I have two dataframes that i need to compare on two columns based on one condition.
df1 looks like this;
Name | Value_1 | Value_2 |
---|---|---|
A | cat | pat |
B | mat | mat |
C | pat | sat |
df2 looks like this;
Name | Value_1 | Value_2 |
---|---|---|
D | pat | cat |
E | bat | mat |
F | tot | pat |
I would like to match Value_1 and Value_2 from both the dataframes and return the Names from both the data frames when there is match in either value_1 or value_2.
result should look like this- It should have the names from both df1 and df2 if there is a match for value_1 or value_2.
Name_x | Value | Name_y |
---|---|---|
A | pat | D |
B | bat | E |
C | tot | F |
I have tried pd.merge with 'on' condition and 'left_on' and 'right_on'. It works on matching one column. I cannot specify either/or condition. pd.merge only returns a result if there is a match in both value_1 and value_2. How do i get the Names when either value_1 or value_2 from df1 has a match with either value_1 or value_2 in df2?
CodePudding user response:
You can use pd.wide_to_long
to unpivot a DataFrame from wide to long format then merge the dataframe
df1 = (pd.wide_to_long(df1, stubnames='Value', i='Name', sep='_', j='i')
.reset_index(level='Name'))
df2 = (pd.wide_to_long(df2, stubnames='Value', i='Name', sep='_', j='i')
.reset_index(level='Name'))
out = pd.merge(df1, df2, on=['Value']).drop_duplicates()
print(out)
Name_x Value Name_y
0 A cat D
1 B mat E
3 C pat D
4 C pat F
5 A pat D
6 A pat F
CodePudding user response:
If you don't care if it is in Value_1 or Value_2, use melt to flatten each dataframe to a single column, and merge on that new column
>>> df1
Name Value_1 Value_2
0 A cat pat
1 B mat mat
2 C pat sat
>>> df2
Name Value_1 Value_2
0 D pat cat
1 E bat mat
2 F tot pat
>>> df1.melt('Name')
Name variable value
0 A Value_1 cat
1 B Value_1 mat
2 C Value_1 pat
3 A Value_2 pat
4 B Value_2 mat
5 C Value_2 sat
>>> df1.melt('Name').merge(df2.melt('Name'), on='value')
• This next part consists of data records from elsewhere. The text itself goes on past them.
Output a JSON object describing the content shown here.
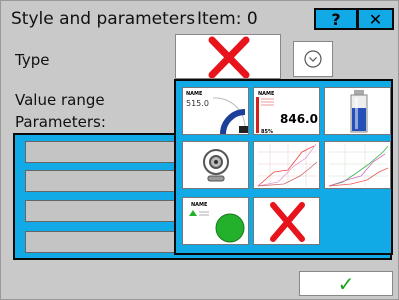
{
  "header": {
    "title": "Style and parameters",
    "item_label": "Item: 0",
    "help_label": "?",
    "close_label": "✕"
  },
  "form": {
    "type_label": "Type",
    "value_range_label": "Value range",
    "parameters_label": "Parameters:"
  },
  "style_tiles": [
    {
      "name": "gauge-style",
      "caption": "NAME",
      "value": "515.0"
    },
    {
      "name": "digital-display-style",
      "caption": "NAME",
      "value": "846.0",
      "percent": "85%"
    },
    {
      "name": "tank-level-style"
    },
    {
      "name": "webcam-style"
    },
    {
      "name": "line-chart-style"
    },
    {
      "name": "trend-chart-style"
    },
    {
      "name": "status-indicator-style",
      "caption": "NAME"
    },
    {
      "name": "none-style"
    }
  ],
  "colors": {
    "accent": "#11a9e6",
    "background": "#c9c9c9",
    "cross": "#e8141c",
    "ok_check": "#19a51a",
    "indicator_green": "#23b02a"
  },
  "footer": {
    "ok_label": "✓"
  }
}
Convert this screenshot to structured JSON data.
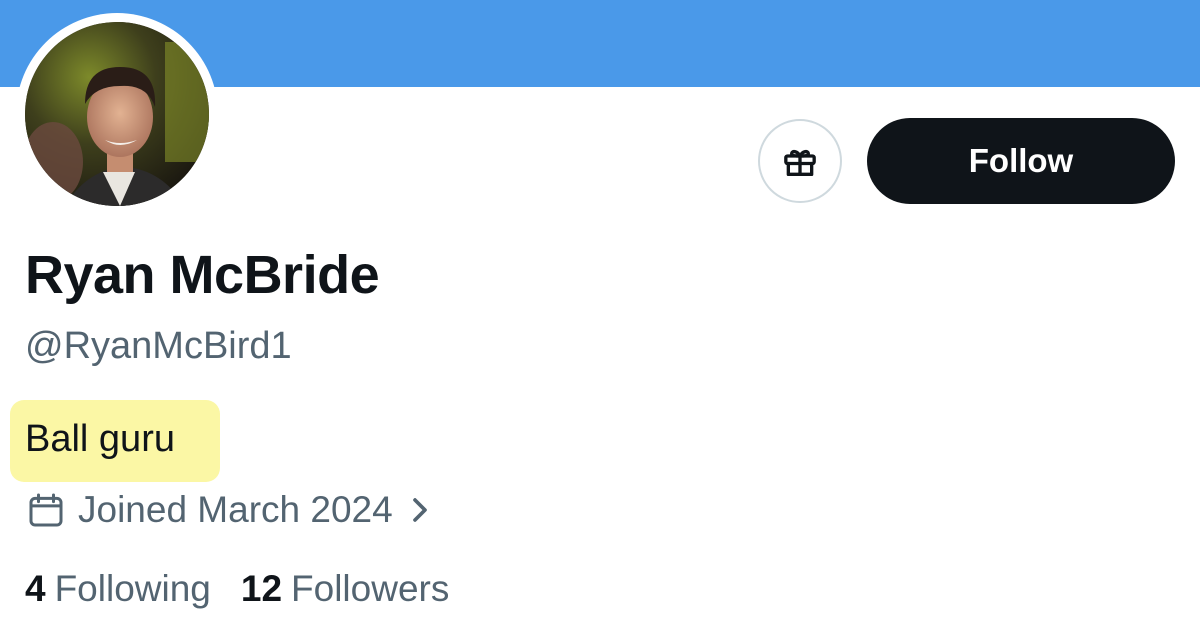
{
  "profile": {
    "display_name": "Ryan McBride",
    "handle": "@RyanMcBird1",
    "bio": "Ball guru",
    "joined": "Joined March 2024",
    "banner_color": "#4a99e9",
    "avatar_alt": "profile photo"
  },
  "actions": {
    "gift_icon": "gift-icon",
    "follow_label": "Follow"
  },
  "stats": {
    "following_count": "4",
    "following_label": "Following",
    "followers_count": "12",
    "followers_label": "Followers"
  },
  "icons": {
    "calendar": "calendar-icon",
    "chevron": "chevron-right-icon"
  },
  "colors": {
    "highlight": "#fbf7a5",
    "secondary_text": "#536471",
    "primary_text": "#0f1419"
  }
}
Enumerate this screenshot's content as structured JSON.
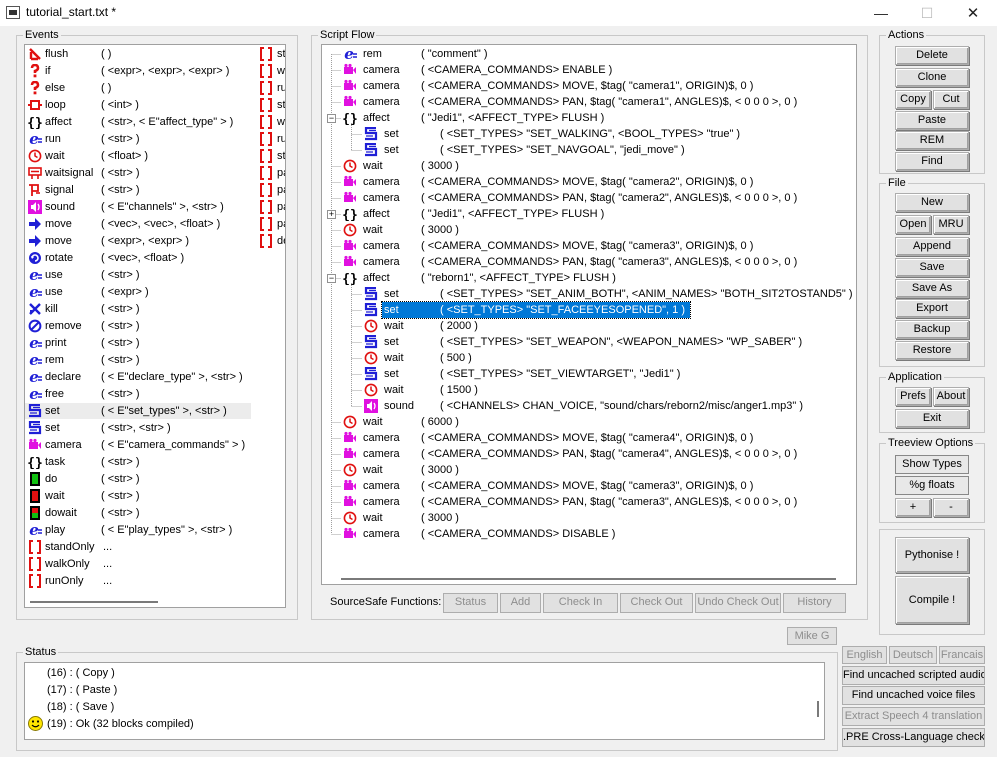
{
  "window": {
    "title": "tutorial_start.txt *",
    "minimize_glyph": "—",
    "maximize_glyph": "☐",
    "close_glyph": "✕"
  },
  "events": {
    "label": "Events",
    "items": [
      {
        "icon": "flush-icon",
        "name": "flush",
        "args": "(   )"
      },
      {
        "icon": "if-icon",
        "name": "if",
        "args": "( <expr>, <expr>, <expr> )"
      },
      {
        "icon": "else-icon",
        "name": "else",
        "args": "(   )"
      },
      {
        "icon": "loop-icon",
        "name": "loop",
        "args": "( <int> )"
      },
      {
        "icon": "affect-icon",
        "name": "affect",
        "args": "( <str>, < E\"affect_type\" > )"
      },
      {
        "icon": "run-icon",
        "name": "run",
        "args": "( <str> )"
      },
      {
        "icon": "wait-icon",
        "name": "wait",
        "args": "( <float> )"
      },
      {
        "icon": "waitsignal-icon",
        "name": "waitsignal",
        "args": "( <str> )"
      },
      {
        "icon": "signal-icon",
        "name": "signal",
        "args": "( <str> )"
      },
      {
        "icon": "sound-icon",
        "name": "sound",
        "args": "( < E\"channels\" >, <str> )"
      },
      {
        "icon": "move-icon",
        "name": "move",
        "args": "( <vec>, <vec>, <float> )"
      },
      {
        "icon": "move-icon",
        "name": "move",
        "args": "( <expr>, <expr> )"
      },
      {
        "icon": "rotate-icon",
        "name": "rotate",
        "args": "( <vec>, <float> )"
      },
      {
        "icon": "use-icon",
        "name": "use",
        "args": "( <str> )"
      },
      {
        "icon": "use-icon",
        "name": "use",
        "args": "( <expr> )"
      },
      {
        "icon": "kill-icon",
        "name": "kill",
        "args": "( <str> )"
      },
      {
        "icon": "remove-icon",
        "name": "remove",
        "args": "( <str> )"
      },
      {
        "icon": "print-icon",
        "name": "print",
        "args": "( <str> )"
      },
      {
        "icon": "rem-icon",
        "name": "rem",
        "args": "( <str> )"
      },
      {
        "icon": "declare-icon",
        "name": "declare",
        "args": "( < E\"declare_type\" >, <str> )"
      },
      {
        "icon": "free-icon",
        "name": "free",
        "args": "( <str> )"
      },
      {
        "icon": "set-icon",
        "name": "set",
        "args": "( < E\"set_types\" >, <str> )"
      },
      {
        "icon": "set-icon",
        "name": "set",
        "args": "( <str>, <str> )"
      },
      {
        "icon": "camera-icon",
        "name": "camera",
        "args": "( < E\"camera_commands\" > )"
      },
      {
        "icon": "task-icon",
        "name": "task",
        "args": "( <str> )"
      },
      {
        "icon": "do-icon",
        "name": "do",
        "args": "( <str> )"
      },
      {
        "icon": "wait-task-icon",
        "name": "wait",
        "args": "( <str> )"
      },
      {
        "icon": "dowait-icon",
        "name": "dowait",
        "args": "( <str> )"
      },
      {
        "icon": "play-icon",
        "name": "play",
        "args": "( < E\"play_types\" >, <str> )"
      },
      {
        "icon": "bracket-icon",
        "name": "standOnly",
        "args": "..."
      },
      {
        "icon": "bracket-icon",
        "name": "walkOnly",
        "args": "..."
      },
      {
        "icon": "bracket-icon",
        "name": "runOnly",
        "args": "..."
      }
    ],
    "col2": [
      "st",
      "w",
      "ru",
      "st",
      "w",
      "ru",
      "st",
      "pa",
      "pa",
      "pa",
      "pa",
      "de"
    ]
  },
  "script_flow": {
    "label": "Script Flow",
    "rows": [
      {
        "icon": "rem-icon",
        "name": "rem",
        "args": "( \"comment\" )"
      },
      {
        "icon": "camera-icon",
        "name": "camera",
        "args": "( <CAMERA_COMMANDS> ENABLE )"
      },
      {
        "icon": "camera-icon",
        "name": "camera",
        "args": "( <CAMERA_COMMANDS> MOVE, $tag( \"camera1\", ORIGIN)$, 0 )"
      },
      {
        "icon": "camera-icon",
        "name": "camera",
        "args": "( <CAMERA_COMMANDS> PAN, $tag( \"camera1\", ANGLES)$, < 0 0 0 >, 0 )"
      },
      {
        "icon": "affect-icon",
        "name": "affect",
        "args": "( \"Jedi1\", <AFFECT_TYPE> FLUSH )"
      },
      {
        "icon": "set-icon",
        "name": "set",
        "args": "( <SET_TYPES> \"SET_WALKING\", <BOOL_TYPES> \"true\" )"
      },
      {
        "icon": "set-icon",
        "name": "set",
        "args": "( <SET_TYPES> \"SET_NAVGOAL\", \"jedi_move\" )"
      },
      {
        "icon": "wait-icon",
        "name": "wait",
        "args": "( 3000 )"
      },
      {
        "icon": "camera-icon",
        "name": "camera",
        "args": "( <CAMERA_COMMANDS> MOVE, $tag( \"camera2\", ORIGIN)$, 0 )"
      },
      {
        "icon": "camera-icon",
        "name": "camera",
        "args": "( <CAMERA_COMMANDS> PAN, $tag( \"camera2\", ANGLES)$, < 0 0 0 >, 0 )"
      },
      {
        "icon": "affect-icon",
        "name": "affect",
        "args": "( \"Jedi1\", <AFFECT_TYPE> FLUSH )"
      },
      {
        "icon": "wait-icon",
        "name": "wait",
        "args": "( 3000 )"
      },
      {
        "icon": "camera-icon",
        "name": "camera",
        "args": "( <CAMERA_COMMANDS> MOVE, $tag( \"camera3\", ORIGIN)$, 0 )"
      },
      {
        "icon": "camera-icon",
        "name": "camera",
        "args": "( <CAMERA_COMMANDS> PAN, $tag( \"camera3\", ANGLES)$, < 0 0 0 >, 0 )"
      },
      {
        "icon": "affect-icon",
        "name": "affect",
        "args": "( \"reborn1\", <AFFECT_TYPE> FLUSH )"
      },
      {
        "icon": "set-icon",
        "name": "set",
        "args": "( <SET_TYPES> \"SET_ANIM_BOTH\", <ANIM_NAMES> \"BOTH_SIT2TOSTAND5\" )"
      },
      {
        "icon": "set-icon",
        "name": "set",
        "args": "( <SET_TYPES> \"SET_FACEEYESOPENED\", 1 )"
      },
      {
        "icon": "wait-icon",
        "name": "wait",
        "args": "( 2000 )"
      },
      {
        "icon": "set-icon",
        "name": "set",
        "args": "( <SET_TYPES> \"SET_WEAPON\", <WEAPON_NAMES> \"WP_SABER\" )"
      },
      {
        "icon": "wait-icon",
        "name": "wait",
        "args": "( 500 )"
      },
      {
        "icon": "set-icon",
        "name": "set",
        "args": "( <SET_TYPES> \"SET_VIEWTARGET\", \"Jedi1\" )"
      },
      {
        "icon": "wait-icon",
        "name": "wait",
        "args": "( 1500 )"
      },
      {
        "icon": "sound-icon",
        "name": "sound",
        "args": "( <CHANNELS> CHAN_VOICE, \"sound/chars/reborn2/misc/anger1.mp3\" )"
      },
      {
        "icon": "wait-icon",
        "name": "wait",
        "args": "( 6000 )"
      },
      {
        "icon": "camera-icon",
        "name": "camera",
        "args": "( <CAMERA_COMMANDS> MOVE, $tag( \"camera4\", ORIGIN)$, 0 )"
      },
      {
        "icon": "camera-icon",
        "name": "camera",
        "args": "( <CAMERA_COMMANDS> PAN, $tag( \"camera4\", ANGLES)$, < 0 0 0 >, 0 )"
      },
      {
        "icon": "wait-icon",
        "name": "wait",
        "args": "( 3000 )"
      },
      {
        "icon": "camera-icon",
        "name": "camera",
        "args": "( <CAMERA_COMMANDS> MOVE, $tag( \"camera3\", ORIGIN)$, 0 )"
      },
      {
        "icon": "camera-icon",
        "name": "camera",
        "args": "( <CAMERA_COMMANDS> PAN, $tag( \"camera3\", ANGLES)$, < 0 0 0 >, 0 )"
      },
      {
        "icon": "wait-icon",
        "name": "wait",
        "args": "( 3000 )"
      },
      {
        "icon": "camera-icon",
        "name": "camera",
        "args": "( <CAMERA_COMMANDS> DISABLE )"
      }
    ],
    "selected_row": 16,
    "sourcesafe": {
      "label": "SourceSafe Functions:",
      "status": "Status",
      "add": "Add",
      "check_in": "Check In",
      "check_out": "Check Out",
      "undo_check_out": "Undo Check Out",
      "history": "History"
    }
  },
  "actions": {
    "label": "Actions",
    "delete": "Delete",
    "clone": "Clone",
    "copy": "Copy",
    "cut": "Cut",
    "paste": "Paste",
    "rem": "REM",
    "find": "Find"
  },
  "file": {
    "label": "File",
    "new": "New",
    "open": "Open",
    "mru": "MRU",
    "append": "Append",
    "save": "Save",
    "save_as": "Save As",
    "export": "Export",
    "backup": "Backup",
    "restore": "Restore"
  },
  "application": {
    "label": "Application",
    "prefs": "Prefs",
    "about": "About",
    "exit": "Exit"
  },
  "treeview_options": {
    "label": "Treeview Options",
    "show_types": "Show Types",
    "g_floats": "%g floats",
    "plus": "+",
    "minus": "-"
  },
  "pythonise": "Pythonise !",
  "compile": "Compile !",
  "mike_g": "Mike G",
  "language": {
    "english": "English",
    "deutsch": "Deutsch",
    "francais": "Francais",
    "find_uncached_audio": "Find uncached scripted audio",
    "find_uncached_voice": "Find uncached voice files",
    "extract_speech": "Extract Speech 4 translation",
    "pre_check": ".PRE Cross-Language check"
  },
  "status": {
    "label": "Status",
    "lines": [
      "(16) : ( Copy )",
      "(17) : ( Paste )",
      "(18) : ( Save )",
      "(19) : Ok   (32 blocks compiled)"
    ]
  },
  "colors": {
    "selection": "#0078d7",
    "icon_blue": "#1f1fd6",
    "icon_red": "#e01010",
    "icon_magenta": "#e010e0",
    "icon_green": "#10c010"
  }
}
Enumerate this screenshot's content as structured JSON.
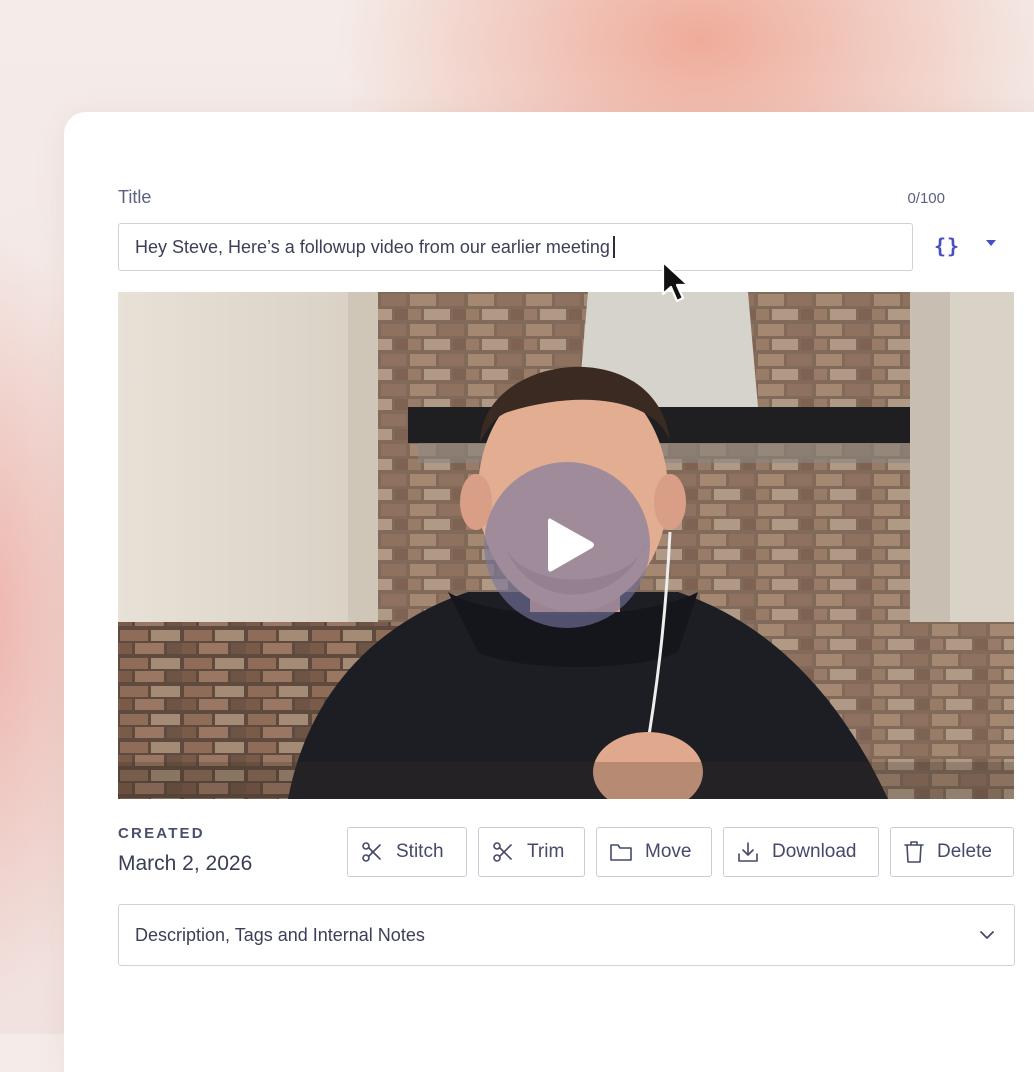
{
  "form": {
    "title_label": "Title",
    "char_count": "0/100",
    "title_value": "Hey Steve, Here’s a followup video from our earlier meeting",
    "variables_label": "{}"
  },
  "video": {
    "play_icon": "play-icon"
  },
  "meta": {
    "created_label": "CREATED",
    "created_date": "March 2, 2026"
  },
  "actions": {
    "stitch": "Stitch",
    "trim": "Trim",
    "move": "Move",
    "download": "Download",
    "delete": "Delete"
  },
  "details": {
    "label": "Description, Tags and Internal Notes"
  },
  "colors": {
    "accent": "#4a4fbf",
    "text": "#3b3f58",
    "border": "#cfd2dc",
    "background_peach": "#eea08c"
  }
}
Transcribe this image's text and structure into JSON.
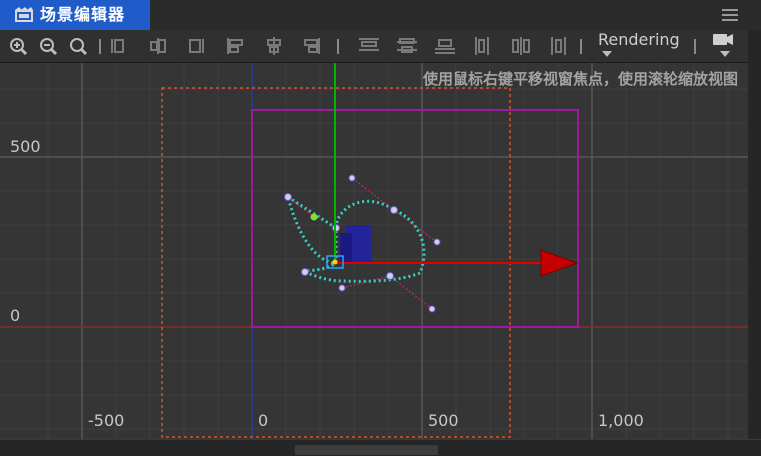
{
  "tab": {
    "title": "场景编辑器",
    "icon": "scene-icon"
  },
  "toolbar": {
    "buttons": [
      "zoom-in-icon",
      "zoom-out-icon",
      "zoom-reset-icon",
      "align-top-icon",
      "align-vcenter-icon",
      "align-bottom-icon",
      "align-left-icon",
      "align-hcenter-icon",
      "align-right-icon",
      "distribute-top-icon",
      "distribute-vcenter-icon",
      "distribute-bottom-icon",
      "distribute-left-icon",
      "distribute-hcenter-icon",
      "distribute-right-icon"
    ],
    "render_mode": "Rendering",
    "camera_icon": "camera-icon"
  },
  "viewport": {
    "hint": "使用鼠标右键平移视窗焦点，使用滚轮缩放视图",
    "y_labels": [
      "500",
      "0"
    ],
    "x_labels": [
      "-500",
      "0",
      "500",
      "1,000"
    ]
  },
  "colors": {
    "tab_active": "#1f5cc9",
    "x_axis_gizmo": "#e00000",
    "y_axis_gizmo": "#00b400",
    "design_resolution": "#9c1a9c",
    "canvas_bounds": "#d9552b",
    "path_points": "#3ad0c0",
    "selected_node": "#23239a"
  }
}
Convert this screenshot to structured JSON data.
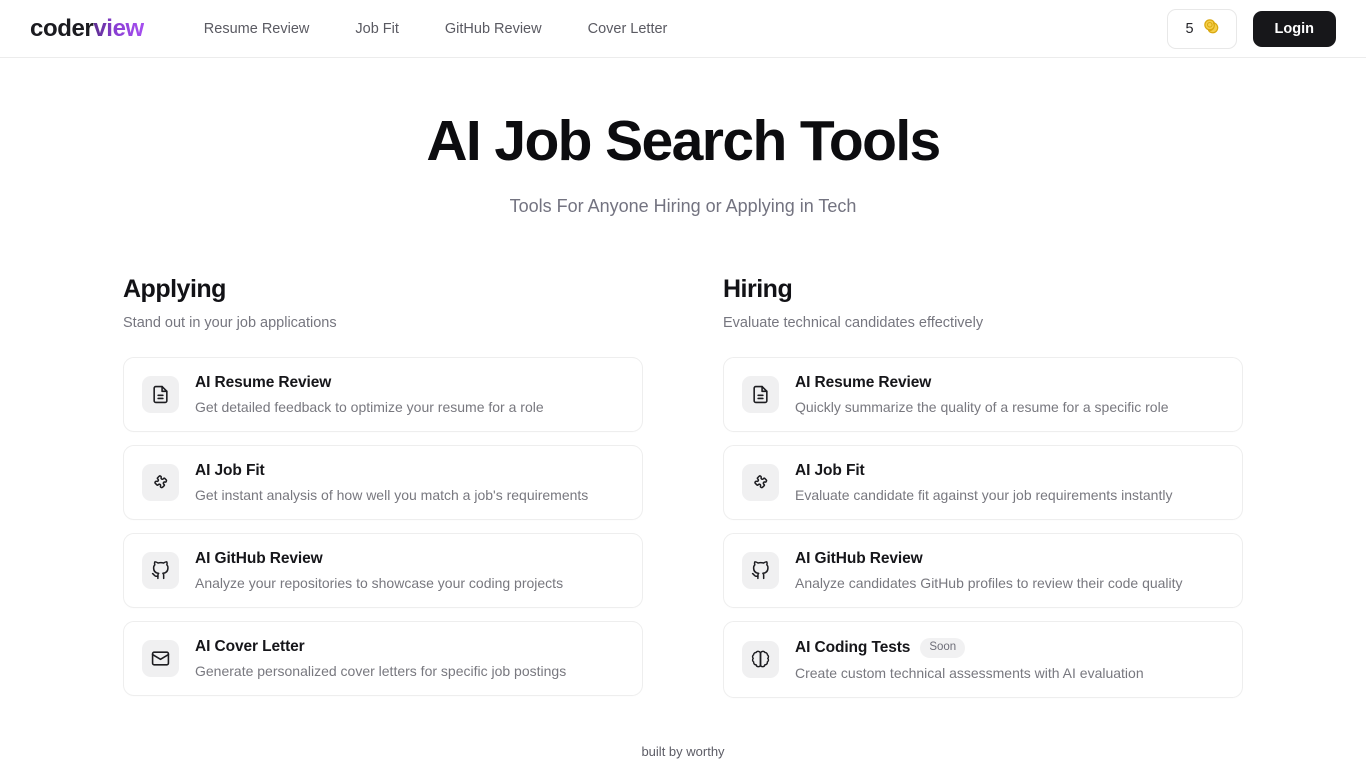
{
  "header": {
    "logo": {
      "part1": "coder",
      "part2": "view"
    },
    "nav": [
      {
        "label": "Resume Review"
      },
      {
        "label": "Job Fit"
      },
      {
        "label": "GitHub Review"
      },
      {
        "label": "Cover Letter"
      }
    ],
    "credits": {
      "count": "5",
      "icon": "coins-icon"
    },
    "login_label": "Login"
  },
  "hero": {
    "title": "AI Job Search Tools",
    "subtitle": "Tools For Anyone Hiring or Applying in Tech"
  },
  "columns": [
    {
      "title": "Applying",
      "subtitle": "Stand out in your job applications",
      "cards": [
        {
          "icon": "document-icon",
          "title": "AI Resume Review",
          "desc": "Get detailed feedback to optimize your resume for a role",
          "badge": ""
        },
        {
          "icon": "puzzle-icon",
          "title": "AI Job Fit",
          "desc": "Get instant analysis of how well you match a job's requirements",
          "badge": ""
        },
        {
          "icon": "github-icon",
          "title": "AI GitHub Review",
          "desc": "Analyze your repositories to showcase your coding projects",
          "badge": ""
        },
        {
          "icon": "mail-icon",
          "title": "AI Cover Letter",
          "desc": "Generate personalized cover letters for specific job postings",
          "badge": ""
        }
      ]
    },
    {
      "title": "Hiring",
      "subtitle": "Evaluate technical candidates effectively",
      "cards": [
        {
          "icon": "document-icon",
          "title": "AI Resume Review",
          "desc": "Quickly summarize the quality of a resume for a specific role",
          "badge": ""
        },
        {
          "icon": "puzzle-icon",
          "title": "AI Job Fit",
          "desc": "Evaluate candidate fit against your job requirements instantly",
          "badge": ""
        },
        {
          "icon": "github-icon",
          "title": "AI GitHub Review",
          "desc": "Analyze candidates GitHub profiles to review their code quality",
          "badge": ""
        },
        {
          "icon": "brain-icon",
          "title": "AI Coding Tests",
          "desc": "Create custom technical assessments with AI evaluation",
          "badge": "Soon"
        }
      ]
    }
  ],
  "footer": {
    "text": "built by worthy"
  },
  "colors": {
    "accent": "#a64ff0",
    "logo_dark": "#1b1b20",
    "login_bg": "#17171a",
    "coin": "#e8b521",
    "icon_bg": "#f0f0f1",
    "card_border": "#eeeeee"
  }
}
Name_x variable_x value Name_y variable_y
0 A Value_1 cat D Value_2
1 B Value_1 mat E Value_2
2 B Value_2 mat E Value_2
3 C Value_1 pat D Value_1
4 C Value_1 pat F Value_2
5 A Value_2 pat D Value_1
6 A Value_2 pat F Value_2
>>>
CodePudding user response:
From your OP I take it you are happy if you get repeats. For example, B value_1 and value_2 both match E value_2 to create two rows. If so, melting and merging will get you there:
newdf = df1.melt(id_vars = 'Name').merge(df2.melt(id_vars='Name'), how='inner', on='value')
Output:
Name_x variable_x value Name_y variable_y
0 A Value_1 cat D Value_2
1 B Value_1 mat E Value_2
2 B Value_2 mat E Value_2
3 C Value_1 pat D Value_1
4 C Value_1 pat F Value_2
5 A Value_2 pat D Value_1
6 A Value_2 pat F Value_2
Then if you want to just get the columns shown in the OP you can just extract the columns needed:
newdf = newdf[['Name_x', 'value', 'Name_y']]
Output:
Name_x value Name_y
0 A cat D
1 B mat E
2 B mat E
3 C pat D
4 C pat F
5 A pat D
6 A pat F
Then to get rid of index you can set Name_x to index if you like. Hope this helps.